Looking Forward

Written by Bridget Irwin and Theodore Hannah, 2015 Ghana: Global Health

We can’t think of a better spot to reflect on the past six weeks in Ghana than this centuries-old castle overlooking the ocean in princess town, where we have gathered for the final days of the program.

The last few weeks were spent travelling not as a group, as we had become accustomed to, but in twos, threes, or even ones, as we explored the country on our own during ITT (Independent Travel Time). Some used the time to return to past volunteer placements, hoping to make as much of an impact as possible during our short time here. Others took the opportunity to explore independent research projects while still more attempted to squeeze in as many of Ghana’s attractions as possible in an effort to experience everything the country has to offer.
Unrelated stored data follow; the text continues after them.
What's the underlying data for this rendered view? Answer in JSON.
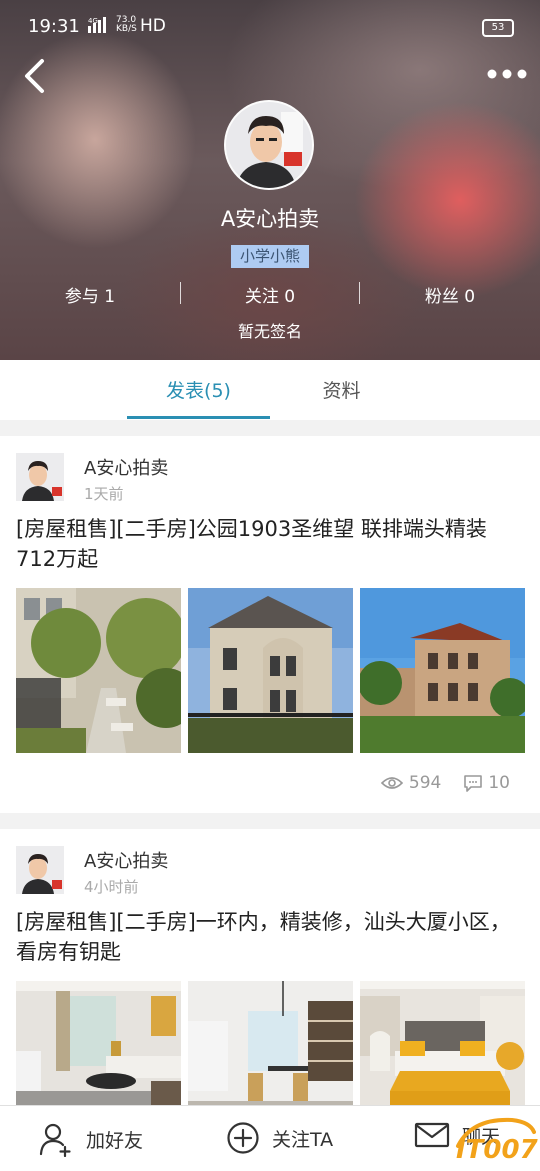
{
  "status_bar": {
    "time": "19:31",
    "signal": "4G",
    "speed_value": "73.0",
    "speed_unit": "KB/S",
    "hd": "HD",
    "battery": "53"
  },
  "header": {
    "profile_name": "A安心拍卖",
    "username": "小学小熊",
    "stats": {
      "participate": "参与 1",
      "following": "关注 0",
      "fans": "粉丝 0"
    },
    "signature": "暂无签名"
  },
  "tabs": [
    {
      "label": "发表(5)",
      "active": true
    },
    {
      "label": "资料",
      "active": false
    }
  ],
  "posts": [
    {
      "author": "A安心拍卖",
      "time": "1天前",
      "title": "[房屋租售][二手房]公园1903圣维望 联排端头精装 712万起",
      "views": "594",
      "comments": "10"
    },
    {
      "author": "A安心拍卖",
      "time": "4小时前",
      "title": "[房屋租售][二手房]一环内，精装修，汕头大厦小区，看房有钥匙"
    }
  ],
  "bottom_bar": {
    "add_friend": "加好友",
    "follow": "关注TA",
    "chat": "聊天"
  },
  "watermark": "IT007",
  "colors": {
    "accent": "#2a8fb3",
    "tag_bg": "#aecbf2"
  }
}
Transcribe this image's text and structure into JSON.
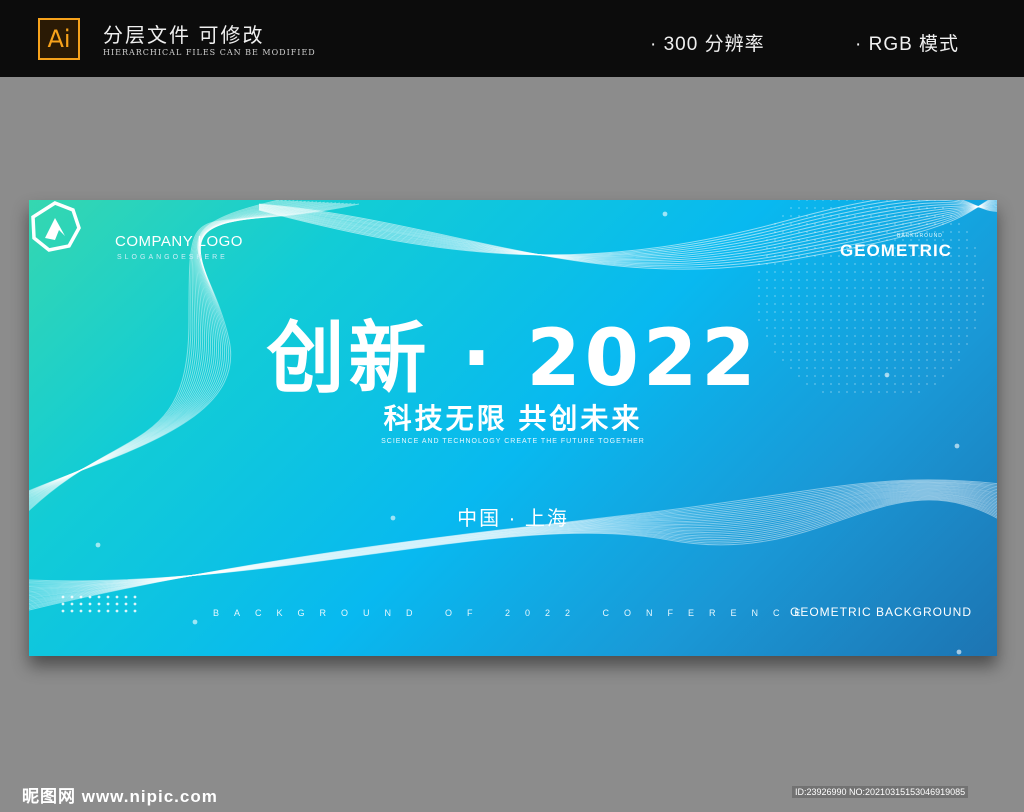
{
  "header": {
    "app_badge": "Ai",
    "title": "分层文件 可修改",
    "subtitle": "HIERARCHICAL FILES CAN BE MODIFIED",
    "resolution": "· 300 分辨率",
    "color_mode": "· RGB 模式"
  },
  "banner": {
    "company_logo": "COMPANY LOGO",
    "slogan": "SLOGANGOESHERE",
    "corner_small": "BACKGROUND",
    "corner_word": "GEOMETRIC",
    "main_title": "创新 · 2022",
    "sub_title": "科技无限 共创未来",
    "english_line": "SCIENCE AND TECHNOLOGY CREATE THE FUTURE TOGETHER",
    "location": "中国 · 上海",
    "bottom_line": "BACKGROUND OF 2022 CONFERENCE",
    "geometric_background": "GEOMETRIC BACKGROUND"
  },
  "footer": {
    "site": "昵图网 www.nipic.com",
    "image_id": "ID:23926990 NO:20210315153046919085"
  },
  "colors": {
    "top_bar": "#0c0c0c",
    "page_bg": "#8c8c8c",
    "badge_orange": "#f7a21b",
    "banner_teal": "#35d7b0",
    "banner_blue": "#08b9f0",
    "banner_deep": "#1d74b2"
  }
}
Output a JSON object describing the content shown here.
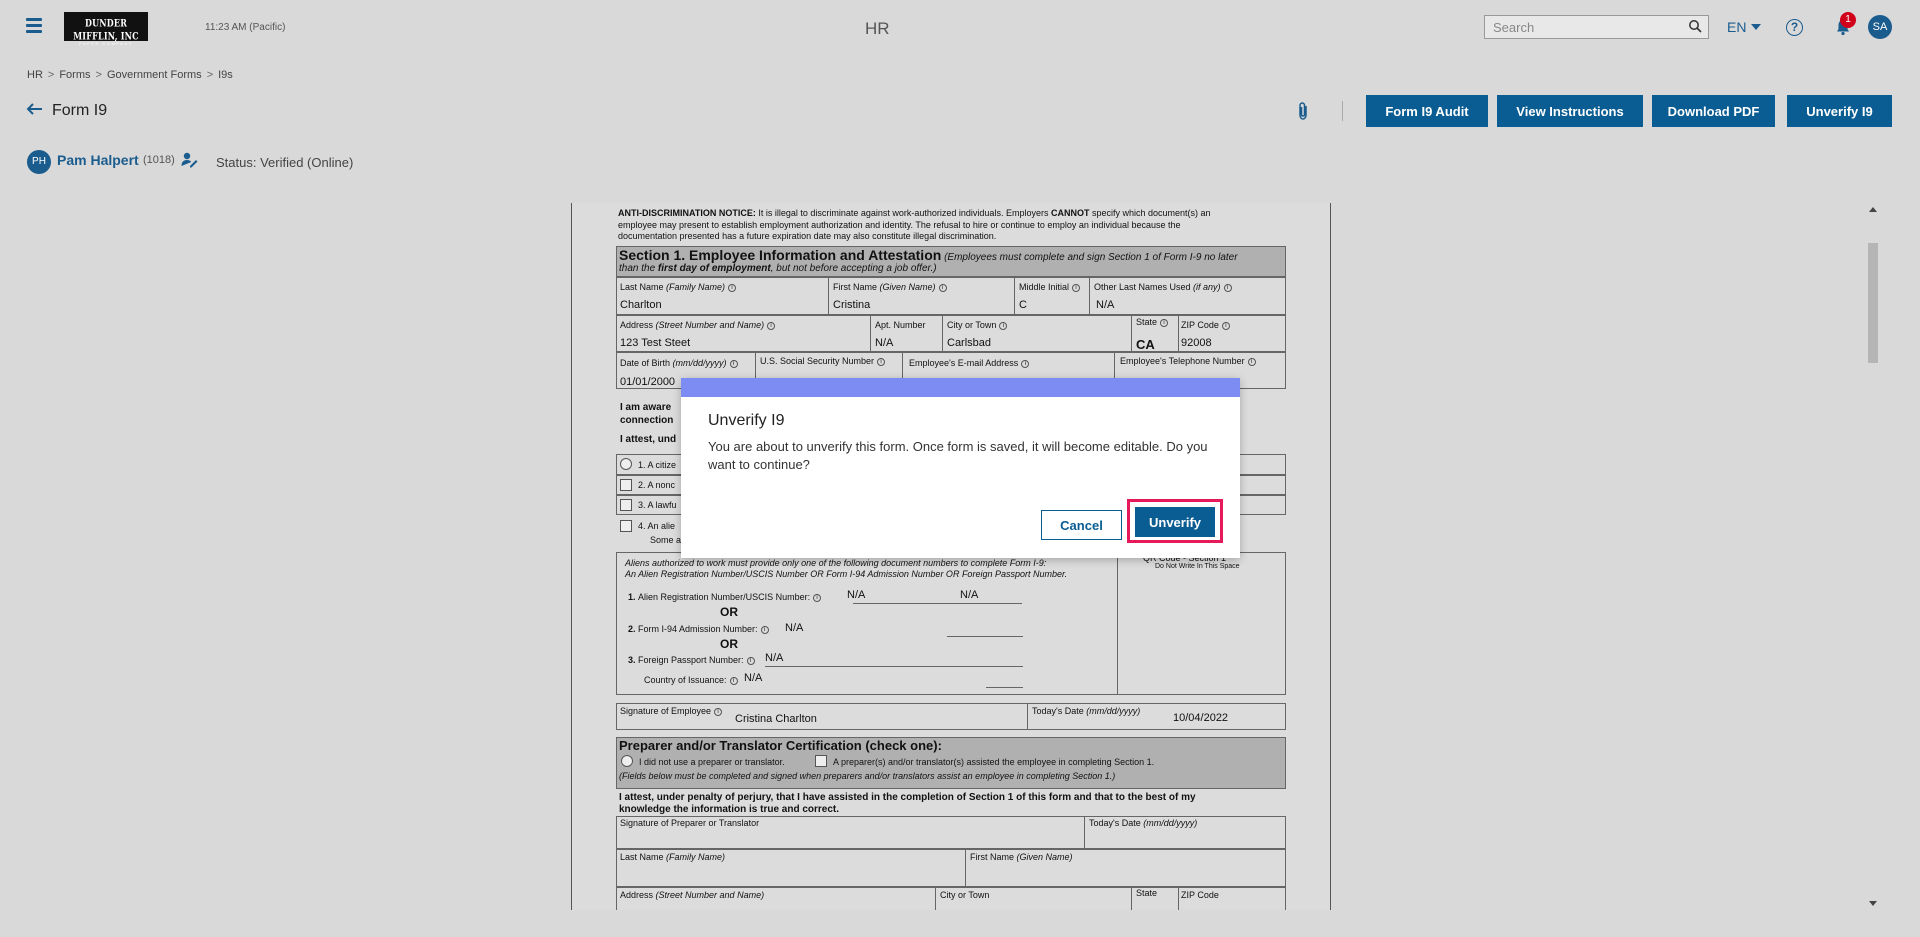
{
  "topbar": {
    "logo_line1": "DUNDER MIFFLIN, INC",
    "logo_line2": "PAPER COMPANY",
    "clock": "11:23 AM (Pacific)",
    "app_title": "HR",
    "search_placeholder": "Search",
    "language": "EN",
    "notification_count": "1",
    "user_initials": "SA"
  },
  "breadcrumb": [
    "HR",
    "Forms",
    "Government Forms",
    "I9s"
  ],
  "header": {
    "title": "Form I9",
    "actions": [
      "Form I9 Audit",
      "View Instructions",
      "Download PDF",
      "Unverify I9"
    ]
  },
  "employee": {
    "initials": "PH",
    "name": "Pam Halpert",
    "id": "(1018)",
    "status": "Status: Verified (Online)"
  },
  "form": {
    "notice_bold": "ANTI-DISCRIMINATION NOTICE:",
    "notice_line1": " It is illegal to discriminate against work-authorized individuals. Employers ",
    "notice_cannot": "CANNOT",
    "notice_line1b": " specify which document(s) an",
    "notice_line2": "employee may present to establish employment authorization and identity. The refusal to hire or continue to employ an individual because the",
    "notice_line3": "documentation presented has a future expiration date may also constitute illegal discrimination.",
    "section1_title": "Section 1. Employee Information and Attestation",
    "section1_note1": " (Employees must complete and sign Section 1 of Form I-9 no later",
    "section1_note2a": "than the ",
    "section1_note2b": "first day of employment",
    "section1_note2c": ", but not before accepting a job offer.)",
    "labels": {
      "last_name": "Last Name",
      "last_name_hint": " (Family Name)",
      "first_name": "First Name",
      "first_name_hint": " (Given Name)",
      "middle_initial": "Middle Initial",
      "other_last_names": "Other Last Names Used",
      "other_last_names_hint": " (if any)",
      "address": "Address",
      "address_hint": " (Street Number and Name)",
      "apt": "Apt. Number",
      "city": "City or Town",
      "state": "State",
      "zip": "ZIP Code",
      "dob": "Date of Birth",
      "dob_hint": " (mm/dd/yyyy)",
      "ssn": "U.S. Social Security Number",
      "email": "Employee's E-mail Address",
      "phone": "Employee's Telephone Number"
    },
    "values": {
      "last_name": "Charlton",
      "first_name": "Cristina",
      "middle_initial": "C",
      "other_last_names": "N/A",
      "address": "123 Test Steet",
      "apt": "N/A",
      "city": "Carlsbad",
      "state": "CA",
      "zip": "92008",
      "dob": "01/01/2000"
    },
    "attest_1": "I am aware",
    "attest_2": "connection",
    "attest_3": "I attest, und",
    "options": [
      "1. A citize",
      "2. A nonc",
      "3. A lawfu",
      "4. An alie"
    ],
    "option4_sub": "Some a",
    "aliens_note1": "Aliens authorized to work must provide only one of the following document numbers to complete Form I-9:",
    "aliens_note2": "An Alien Registration Number/USCIS Number OR Form I-94 Admission Number OR Foreign Passport Number.",
    "alien_reg_label": "Alien Registration Number/USCIS Number:",
    "alien_reg_value": "N/A",
    "alien_reg_value2": "N/A",
    "or": "OR",
    "i94_label": "Form I-94 Admission Number:",
    "i94_value": "N/A",
    "passport_label": "Foreign Passport Number:",
    "passport_value": "N/A",
    "country_label": "Country of Issuance:",
    "country_value": "N/A",
    "qr_note1": "QR Code - Section 1",
    "qr_note2": "Do Not Write In This Space",
    "signature_label": "Signature of Employee",
    "signature_value": "Cristina Charlton",
    "today_label": "Today's Date",
    "today_hint": " (mm/dd/yyyy)",
    "today_value": "10/04/2022",
    "preparer_title": "Preparer and/or Translator Certification (check one):",
    "preparer_opt1": "I did not use a preparer or translator.",
    "preparer_opt2": "A preparer(s) and/or translator(s) assisted the employee in completing Section 1.",
    "preparer_note": "(Fields below must be completed and signed when preparers and/or translators assist an employee in completing Section 1.)",
    "preparer_attest1": "I attest, under penalty of perjury, that I have assisted in the completion of Section 1 of this form and that to the best of my",
    "preparer_attest2": "knowledge the information is true and correct.",
    "prep_sig_label": "Signature of Preparer or Translator",
    "prep_date_label": "Today's Date",
    "prep_date_hint": " (mm/dd/yyyy)",
    "prep_last_label": "Last Name",
    "prep_last_hint": " (Family Name)",
    "prep_first_label": "First Name",
    "prep_first_hint": " (Given Name)",
    "prep_addr_label": "Address",
    "prep_addr_hint": " (Street Number and Name)",
    "prep_city_label": "City or Town",
    "prep_state_label": "State",
    "prep_zip_label": "ZIP Code"
  },
  "modal": {
    "title": "Unverify I9",
    "body": "You are about to unverify this form. Once form is saved, it will become editable. Do you want to continue?",
    "cancel": "Cancel",
    "confirm": "Unverify"
  },
  "colors": {
    "primary": "#0a5d93",
    "modal_bar": "#7c8cf2",
    "highlight": "#e6195a",
    "badge": "#d0021b"
  }
}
Reunited (and it feels so good)

As we write these words we have only just been reunited as a group and the air is one of excitement. We are sharing stories and photos and debating who went the most days without showering (Rachel, Noelle, and Emma), who had the most horrific travel experience (Chelsey), who went the longest without speaking (Theo), who bought the coolest shoes (Jennifer), who outran a baboon fastest (Julia), who led the group to a fermenting bus ride (Hugh), and who went the longest without food and water (Bridget and Alanna).

Lurking beneath the excitement, however, there is an air of sadness. Princesstown marks the end of the program and thus the end of our time together. If the ten days we spent apart during ITT seemed difficult, the idea that we will soon be scattered far and wide across North America is simply unfathomable. For somehow, in between tours and trotro rides and impromptu talent shows, twelve strangers became best friends.

They say what you do in life isn’t nearly as important as who you do it with, and this trip was a perfect example of that. Yes we learned a lot during our placements, tours, and lectures – about Ghana, about health, about ourselves even – but the deeper lessons were learned from each other. How to find the humour in even the most horrible of situations; how to communicate with others with different backgrounds, values, or beliefs; how to share everything, from beds to books to bowls of food; the list goes on and on. Looking back, we don’t think any of us could have asked for a more supportive, positive, or enthusiastic group of people to share this experience with and it is comforting to know that, no matter how far apart we are, we will always share this bond.

For some of us the past six weeks may represent the only time we spend in Ghana, or in Africa as a whole, while for others this trip marks only the beginning. Regardless, as we progress into the next phases of our lives, to graduate school and the workforce and beyond, we are certain that this country, the experiences we’ve had here, and the friends that we’ve made will remain a part of us forever. I know that each and every one of us will take all that we have learned and use it to better the world. I, for one, can’t wait to watch it happen.